By Maciej Wojtyszko
There’s a long tradition of ASSITEJ theatre camps in Poland. An astonishing number of small projects are realised at each camp (at least two each day) and they provide an opportunity for young people aged 16 -22, who during the school year attend drama clubs, theatre schools or are award winners of drama competitions, to come together.
As a member of the jury, a director and children’s playwright it was with great pleasure that I participated in these camps, for even though I had to dedicate two weeks of my holiday they also delivered so much positive energy and material for consideration, that looking back now I can’t be sure whether I taught others more or whether I actually learnt more. (Particularly during the camps to which I took my own children when they were growing up.)
An especially valuable aspect of the camps was that apart from being given a lot of theoretical advice, teenage playwrights were able to see how their texts sounded in public.
And so it was, until one year Poland became part of the European Union.
During one of the camps we realised that there are many Polish teenagers living outside of Poland who are looking for contact with Polish culture.
We decided to help them in this. Each year we run the “Young translators” competition, the rules of which are really ever so straightforward. To enter, the contestant must choose a short single page of literature from the country they currently live in and translate it into Polish, additionally they also need to submit a second page of translation of Polish literature into the language of that country.
The best translators are then invited to take part in our camps. A translator who can see the aesthetic value of a text is a treasure and worth looking after from a young age!

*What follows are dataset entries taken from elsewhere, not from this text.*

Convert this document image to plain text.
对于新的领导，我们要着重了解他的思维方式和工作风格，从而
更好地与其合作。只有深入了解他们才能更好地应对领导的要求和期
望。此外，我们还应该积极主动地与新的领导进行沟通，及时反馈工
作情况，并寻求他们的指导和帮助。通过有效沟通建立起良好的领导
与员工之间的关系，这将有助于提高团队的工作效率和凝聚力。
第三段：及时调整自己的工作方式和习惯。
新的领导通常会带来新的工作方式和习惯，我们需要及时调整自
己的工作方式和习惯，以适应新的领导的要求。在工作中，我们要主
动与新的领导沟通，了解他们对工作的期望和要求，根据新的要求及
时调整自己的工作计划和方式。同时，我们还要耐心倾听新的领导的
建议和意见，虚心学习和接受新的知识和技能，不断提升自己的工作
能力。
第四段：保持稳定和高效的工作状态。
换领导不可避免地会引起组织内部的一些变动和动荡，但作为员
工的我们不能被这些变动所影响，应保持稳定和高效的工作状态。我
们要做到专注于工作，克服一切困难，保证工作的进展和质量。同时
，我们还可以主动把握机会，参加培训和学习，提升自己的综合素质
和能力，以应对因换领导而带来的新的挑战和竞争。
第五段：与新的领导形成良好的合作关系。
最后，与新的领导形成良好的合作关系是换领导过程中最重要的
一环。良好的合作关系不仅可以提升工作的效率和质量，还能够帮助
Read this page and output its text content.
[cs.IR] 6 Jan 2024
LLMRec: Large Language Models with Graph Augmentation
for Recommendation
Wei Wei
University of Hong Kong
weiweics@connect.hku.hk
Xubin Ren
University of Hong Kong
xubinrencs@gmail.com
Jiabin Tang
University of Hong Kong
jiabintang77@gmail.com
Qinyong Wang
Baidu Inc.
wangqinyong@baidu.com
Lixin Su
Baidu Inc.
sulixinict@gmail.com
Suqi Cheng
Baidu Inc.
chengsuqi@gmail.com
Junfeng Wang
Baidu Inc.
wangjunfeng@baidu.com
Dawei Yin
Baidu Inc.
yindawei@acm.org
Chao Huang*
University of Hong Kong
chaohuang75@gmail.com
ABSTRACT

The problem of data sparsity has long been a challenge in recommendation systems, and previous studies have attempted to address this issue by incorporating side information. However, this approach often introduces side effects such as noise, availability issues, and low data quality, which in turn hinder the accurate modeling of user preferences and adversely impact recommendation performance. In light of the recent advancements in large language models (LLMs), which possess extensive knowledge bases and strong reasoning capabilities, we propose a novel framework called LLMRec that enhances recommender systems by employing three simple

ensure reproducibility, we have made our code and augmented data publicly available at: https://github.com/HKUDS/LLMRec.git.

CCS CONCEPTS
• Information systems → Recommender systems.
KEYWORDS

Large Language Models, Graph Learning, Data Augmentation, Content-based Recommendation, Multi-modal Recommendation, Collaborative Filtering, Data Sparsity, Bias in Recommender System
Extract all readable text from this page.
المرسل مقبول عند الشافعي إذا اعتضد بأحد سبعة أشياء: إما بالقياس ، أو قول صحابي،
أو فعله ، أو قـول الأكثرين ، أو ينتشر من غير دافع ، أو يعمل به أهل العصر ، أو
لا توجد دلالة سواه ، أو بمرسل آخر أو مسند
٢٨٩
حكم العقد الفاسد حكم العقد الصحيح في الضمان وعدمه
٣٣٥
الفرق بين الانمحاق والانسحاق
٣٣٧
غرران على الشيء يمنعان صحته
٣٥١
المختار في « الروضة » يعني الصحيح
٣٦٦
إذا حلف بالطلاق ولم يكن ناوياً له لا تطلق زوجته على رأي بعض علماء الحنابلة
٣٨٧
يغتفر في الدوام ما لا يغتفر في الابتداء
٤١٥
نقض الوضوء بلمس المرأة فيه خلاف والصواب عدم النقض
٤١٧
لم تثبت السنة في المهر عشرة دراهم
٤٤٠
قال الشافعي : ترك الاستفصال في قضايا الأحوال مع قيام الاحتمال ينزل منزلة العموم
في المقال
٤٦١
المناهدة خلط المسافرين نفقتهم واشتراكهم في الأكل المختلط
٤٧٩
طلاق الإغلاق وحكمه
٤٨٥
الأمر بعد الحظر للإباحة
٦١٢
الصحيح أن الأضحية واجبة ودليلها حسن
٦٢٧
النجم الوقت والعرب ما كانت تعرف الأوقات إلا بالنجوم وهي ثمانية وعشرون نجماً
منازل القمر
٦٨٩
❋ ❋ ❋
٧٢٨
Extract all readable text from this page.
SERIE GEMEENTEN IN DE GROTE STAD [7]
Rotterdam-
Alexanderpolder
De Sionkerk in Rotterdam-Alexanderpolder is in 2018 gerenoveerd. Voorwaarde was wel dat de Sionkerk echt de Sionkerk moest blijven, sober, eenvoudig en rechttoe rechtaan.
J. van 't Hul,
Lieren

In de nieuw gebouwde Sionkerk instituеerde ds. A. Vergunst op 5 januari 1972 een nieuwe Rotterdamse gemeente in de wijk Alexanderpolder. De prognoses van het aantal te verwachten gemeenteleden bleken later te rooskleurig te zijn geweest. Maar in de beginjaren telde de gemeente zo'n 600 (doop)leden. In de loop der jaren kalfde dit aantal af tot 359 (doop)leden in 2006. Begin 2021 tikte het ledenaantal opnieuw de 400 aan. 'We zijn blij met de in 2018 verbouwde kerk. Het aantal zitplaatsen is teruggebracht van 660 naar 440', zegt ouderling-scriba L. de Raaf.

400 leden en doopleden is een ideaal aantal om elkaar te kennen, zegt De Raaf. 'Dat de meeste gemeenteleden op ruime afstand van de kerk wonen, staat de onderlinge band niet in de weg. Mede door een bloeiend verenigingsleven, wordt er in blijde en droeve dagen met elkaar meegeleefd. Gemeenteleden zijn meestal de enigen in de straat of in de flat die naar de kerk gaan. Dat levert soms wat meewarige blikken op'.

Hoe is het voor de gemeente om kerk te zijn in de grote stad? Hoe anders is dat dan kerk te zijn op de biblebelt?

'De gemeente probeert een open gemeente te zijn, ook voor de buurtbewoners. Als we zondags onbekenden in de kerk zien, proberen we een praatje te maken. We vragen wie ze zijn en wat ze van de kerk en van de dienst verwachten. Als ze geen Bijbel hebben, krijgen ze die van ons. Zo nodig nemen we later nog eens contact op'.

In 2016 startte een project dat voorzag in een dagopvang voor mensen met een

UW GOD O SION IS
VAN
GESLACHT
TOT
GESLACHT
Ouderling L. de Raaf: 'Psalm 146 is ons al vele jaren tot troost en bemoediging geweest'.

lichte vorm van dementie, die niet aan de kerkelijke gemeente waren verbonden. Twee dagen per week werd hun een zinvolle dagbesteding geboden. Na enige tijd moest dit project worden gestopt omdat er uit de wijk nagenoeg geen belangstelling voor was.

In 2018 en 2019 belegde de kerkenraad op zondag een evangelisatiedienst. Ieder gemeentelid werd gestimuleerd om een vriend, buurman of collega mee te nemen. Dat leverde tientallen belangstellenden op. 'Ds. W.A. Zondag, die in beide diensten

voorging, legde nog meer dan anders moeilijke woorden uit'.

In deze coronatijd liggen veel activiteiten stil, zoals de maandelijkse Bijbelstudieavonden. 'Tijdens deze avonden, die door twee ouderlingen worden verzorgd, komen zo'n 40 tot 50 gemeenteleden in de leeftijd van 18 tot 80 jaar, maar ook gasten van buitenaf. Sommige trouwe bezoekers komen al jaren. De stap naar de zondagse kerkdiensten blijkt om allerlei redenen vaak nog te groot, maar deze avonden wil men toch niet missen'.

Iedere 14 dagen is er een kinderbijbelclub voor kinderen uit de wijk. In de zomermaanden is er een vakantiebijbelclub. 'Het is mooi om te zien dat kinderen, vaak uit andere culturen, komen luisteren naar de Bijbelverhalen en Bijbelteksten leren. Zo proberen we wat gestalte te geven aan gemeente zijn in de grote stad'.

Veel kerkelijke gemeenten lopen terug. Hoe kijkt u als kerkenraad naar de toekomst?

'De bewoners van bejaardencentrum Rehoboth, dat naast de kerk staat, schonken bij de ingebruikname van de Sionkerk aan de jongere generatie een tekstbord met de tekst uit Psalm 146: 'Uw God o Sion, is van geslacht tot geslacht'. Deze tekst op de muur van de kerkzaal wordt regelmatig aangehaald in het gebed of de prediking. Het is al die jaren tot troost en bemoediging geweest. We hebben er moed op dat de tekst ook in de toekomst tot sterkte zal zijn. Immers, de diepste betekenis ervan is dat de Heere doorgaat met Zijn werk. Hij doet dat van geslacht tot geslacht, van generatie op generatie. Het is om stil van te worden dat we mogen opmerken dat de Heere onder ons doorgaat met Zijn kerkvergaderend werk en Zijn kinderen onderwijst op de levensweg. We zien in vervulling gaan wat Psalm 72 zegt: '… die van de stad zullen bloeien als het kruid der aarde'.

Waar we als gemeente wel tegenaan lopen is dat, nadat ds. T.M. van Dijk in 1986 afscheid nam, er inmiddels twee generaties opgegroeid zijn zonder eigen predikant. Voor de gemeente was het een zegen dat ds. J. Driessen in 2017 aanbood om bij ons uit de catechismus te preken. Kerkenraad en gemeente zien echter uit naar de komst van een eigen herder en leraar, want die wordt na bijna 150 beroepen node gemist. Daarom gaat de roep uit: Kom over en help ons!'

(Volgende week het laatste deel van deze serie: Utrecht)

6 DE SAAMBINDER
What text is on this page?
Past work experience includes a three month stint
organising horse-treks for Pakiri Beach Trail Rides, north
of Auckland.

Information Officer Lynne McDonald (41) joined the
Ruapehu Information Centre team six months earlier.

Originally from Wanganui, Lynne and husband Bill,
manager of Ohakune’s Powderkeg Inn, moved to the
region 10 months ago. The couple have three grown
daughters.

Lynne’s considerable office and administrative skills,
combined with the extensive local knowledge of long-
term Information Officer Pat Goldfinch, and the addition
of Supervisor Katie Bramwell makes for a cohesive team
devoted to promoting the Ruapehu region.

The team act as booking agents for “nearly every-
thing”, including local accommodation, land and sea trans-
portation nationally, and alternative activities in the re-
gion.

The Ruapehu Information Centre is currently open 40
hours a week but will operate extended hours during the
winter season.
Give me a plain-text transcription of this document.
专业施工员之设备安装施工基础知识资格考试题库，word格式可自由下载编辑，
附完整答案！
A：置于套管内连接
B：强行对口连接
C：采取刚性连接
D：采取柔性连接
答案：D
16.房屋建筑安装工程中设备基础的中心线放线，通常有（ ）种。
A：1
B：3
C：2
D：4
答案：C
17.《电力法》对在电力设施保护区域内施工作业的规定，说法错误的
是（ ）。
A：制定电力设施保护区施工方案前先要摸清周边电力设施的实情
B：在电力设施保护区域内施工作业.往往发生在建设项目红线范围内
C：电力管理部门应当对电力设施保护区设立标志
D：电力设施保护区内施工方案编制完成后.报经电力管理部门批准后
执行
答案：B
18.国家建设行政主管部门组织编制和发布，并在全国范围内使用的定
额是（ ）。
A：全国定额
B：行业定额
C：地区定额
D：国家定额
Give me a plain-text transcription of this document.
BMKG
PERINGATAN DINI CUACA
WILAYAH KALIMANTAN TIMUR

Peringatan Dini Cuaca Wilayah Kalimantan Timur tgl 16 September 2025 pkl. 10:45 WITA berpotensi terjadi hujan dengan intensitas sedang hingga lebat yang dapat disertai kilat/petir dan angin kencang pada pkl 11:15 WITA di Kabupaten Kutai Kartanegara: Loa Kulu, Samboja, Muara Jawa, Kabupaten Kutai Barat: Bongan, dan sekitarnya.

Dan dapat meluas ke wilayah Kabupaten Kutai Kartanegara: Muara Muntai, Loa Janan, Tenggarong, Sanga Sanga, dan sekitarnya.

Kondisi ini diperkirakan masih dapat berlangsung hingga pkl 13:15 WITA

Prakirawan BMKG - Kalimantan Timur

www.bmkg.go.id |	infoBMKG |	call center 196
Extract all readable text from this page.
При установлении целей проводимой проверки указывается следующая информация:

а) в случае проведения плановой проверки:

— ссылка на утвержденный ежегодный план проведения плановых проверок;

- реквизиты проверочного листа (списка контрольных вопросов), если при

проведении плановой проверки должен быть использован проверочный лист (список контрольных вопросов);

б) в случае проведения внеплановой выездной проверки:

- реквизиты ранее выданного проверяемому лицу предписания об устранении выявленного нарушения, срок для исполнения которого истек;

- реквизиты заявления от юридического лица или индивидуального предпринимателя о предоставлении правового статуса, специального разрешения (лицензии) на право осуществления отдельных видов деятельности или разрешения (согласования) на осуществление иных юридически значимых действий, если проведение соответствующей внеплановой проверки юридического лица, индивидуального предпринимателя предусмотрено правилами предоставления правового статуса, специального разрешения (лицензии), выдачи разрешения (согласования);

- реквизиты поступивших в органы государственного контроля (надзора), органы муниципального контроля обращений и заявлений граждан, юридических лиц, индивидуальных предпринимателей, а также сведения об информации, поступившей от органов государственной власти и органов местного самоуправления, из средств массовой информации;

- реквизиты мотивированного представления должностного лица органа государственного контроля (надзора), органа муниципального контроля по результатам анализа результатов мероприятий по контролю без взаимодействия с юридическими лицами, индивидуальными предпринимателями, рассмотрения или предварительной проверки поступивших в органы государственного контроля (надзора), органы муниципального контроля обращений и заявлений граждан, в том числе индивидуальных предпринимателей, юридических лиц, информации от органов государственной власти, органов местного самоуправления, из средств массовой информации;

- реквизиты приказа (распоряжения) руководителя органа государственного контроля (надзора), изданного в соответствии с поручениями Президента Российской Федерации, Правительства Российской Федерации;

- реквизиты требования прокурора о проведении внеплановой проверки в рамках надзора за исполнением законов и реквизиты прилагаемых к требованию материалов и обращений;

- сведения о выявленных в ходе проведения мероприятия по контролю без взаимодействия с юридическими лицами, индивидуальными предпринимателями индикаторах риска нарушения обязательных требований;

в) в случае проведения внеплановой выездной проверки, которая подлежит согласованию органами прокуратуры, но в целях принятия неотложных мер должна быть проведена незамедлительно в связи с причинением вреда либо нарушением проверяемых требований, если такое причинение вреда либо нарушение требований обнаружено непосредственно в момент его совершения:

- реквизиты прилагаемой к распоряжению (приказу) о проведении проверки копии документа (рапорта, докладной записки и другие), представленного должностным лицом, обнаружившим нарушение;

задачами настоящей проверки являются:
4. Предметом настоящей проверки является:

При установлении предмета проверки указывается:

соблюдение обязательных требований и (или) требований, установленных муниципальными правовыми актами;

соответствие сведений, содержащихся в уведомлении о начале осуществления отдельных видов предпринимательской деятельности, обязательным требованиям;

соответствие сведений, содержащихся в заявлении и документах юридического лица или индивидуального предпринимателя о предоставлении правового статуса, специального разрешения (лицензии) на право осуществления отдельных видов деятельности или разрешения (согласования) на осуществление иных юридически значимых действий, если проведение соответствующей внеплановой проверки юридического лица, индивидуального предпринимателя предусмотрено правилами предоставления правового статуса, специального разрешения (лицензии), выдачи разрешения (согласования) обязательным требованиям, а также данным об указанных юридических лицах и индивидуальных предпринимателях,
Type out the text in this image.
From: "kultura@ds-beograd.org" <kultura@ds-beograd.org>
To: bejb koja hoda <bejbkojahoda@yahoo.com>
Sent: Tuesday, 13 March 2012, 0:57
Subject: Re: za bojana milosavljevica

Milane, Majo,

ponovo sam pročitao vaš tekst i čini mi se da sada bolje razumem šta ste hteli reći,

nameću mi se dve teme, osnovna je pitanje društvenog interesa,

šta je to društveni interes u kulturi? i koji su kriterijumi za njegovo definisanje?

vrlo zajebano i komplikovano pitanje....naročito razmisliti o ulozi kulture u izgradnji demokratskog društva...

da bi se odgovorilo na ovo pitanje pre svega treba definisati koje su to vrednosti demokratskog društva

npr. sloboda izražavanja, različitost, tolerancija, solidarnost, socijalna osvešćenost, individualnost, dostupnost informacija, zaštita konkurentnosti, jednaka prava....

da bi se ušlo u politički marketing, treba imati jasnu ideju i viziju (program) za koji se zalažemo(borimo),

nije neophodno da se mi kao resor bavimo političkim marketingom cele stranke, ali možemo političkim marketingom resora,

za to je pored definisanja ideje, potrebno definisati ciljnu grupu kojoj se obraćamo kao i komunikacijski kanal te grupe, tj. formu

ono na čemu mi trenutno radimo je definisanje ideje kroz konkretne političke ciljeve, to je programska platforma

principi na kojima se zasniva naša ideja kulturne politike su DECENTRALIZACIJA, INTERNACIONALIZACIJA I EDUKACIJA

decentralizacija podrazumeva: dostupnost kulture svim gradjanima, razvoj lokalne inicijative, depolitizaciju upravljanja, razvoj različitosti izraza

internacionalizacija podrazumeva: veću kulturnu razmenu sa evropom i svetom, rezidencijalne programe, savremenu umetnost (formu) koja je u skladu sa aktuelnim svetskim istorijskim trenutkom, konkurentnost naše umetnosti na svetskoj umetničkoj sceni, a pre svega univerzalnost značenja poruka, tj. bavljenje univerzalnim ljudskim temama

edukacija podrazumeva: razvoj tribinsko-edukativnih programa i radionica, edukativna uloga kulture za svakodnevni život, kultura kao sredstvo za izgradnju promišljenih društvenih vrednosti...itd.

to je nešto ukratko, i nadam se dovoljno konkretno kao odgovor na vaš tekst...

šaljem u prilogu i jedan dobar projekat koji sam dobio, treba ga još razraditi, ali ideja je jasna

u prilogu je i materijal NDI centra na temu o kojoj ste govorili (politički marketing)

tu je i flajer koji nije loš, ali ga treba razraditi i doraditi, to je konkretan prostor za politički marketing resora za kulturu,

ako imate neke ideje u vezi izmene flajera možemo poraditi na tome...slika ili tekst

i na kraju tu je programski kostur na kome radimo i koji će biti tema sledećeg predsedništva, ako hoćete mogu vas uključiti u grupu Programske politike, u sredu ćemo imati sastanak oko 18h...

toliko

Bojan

After eight years of this competition I am proud to be able to say that we have “our own” translators of Polish literature in Italy, Lithuania, Ukraine, Belorussia, Germany, Czech, Great Britain and Paraguay.
Furthermore, they know contemporary Polish playwrights personally and are aware of what is happening in theatre in Poland and in their own, adopted countries.
Obviously, the first thing is to have well-organised and carefully considered youth theatre camps. However, once this step has been achieved I can sincerely recommend the “young translators” project to every country. Our modern day Tower of Babel has long way to go yet in overcoming problems in translating literature and no computer programme will ever be able to take the place of a sensitive, creative translator.
There is no patent for this project.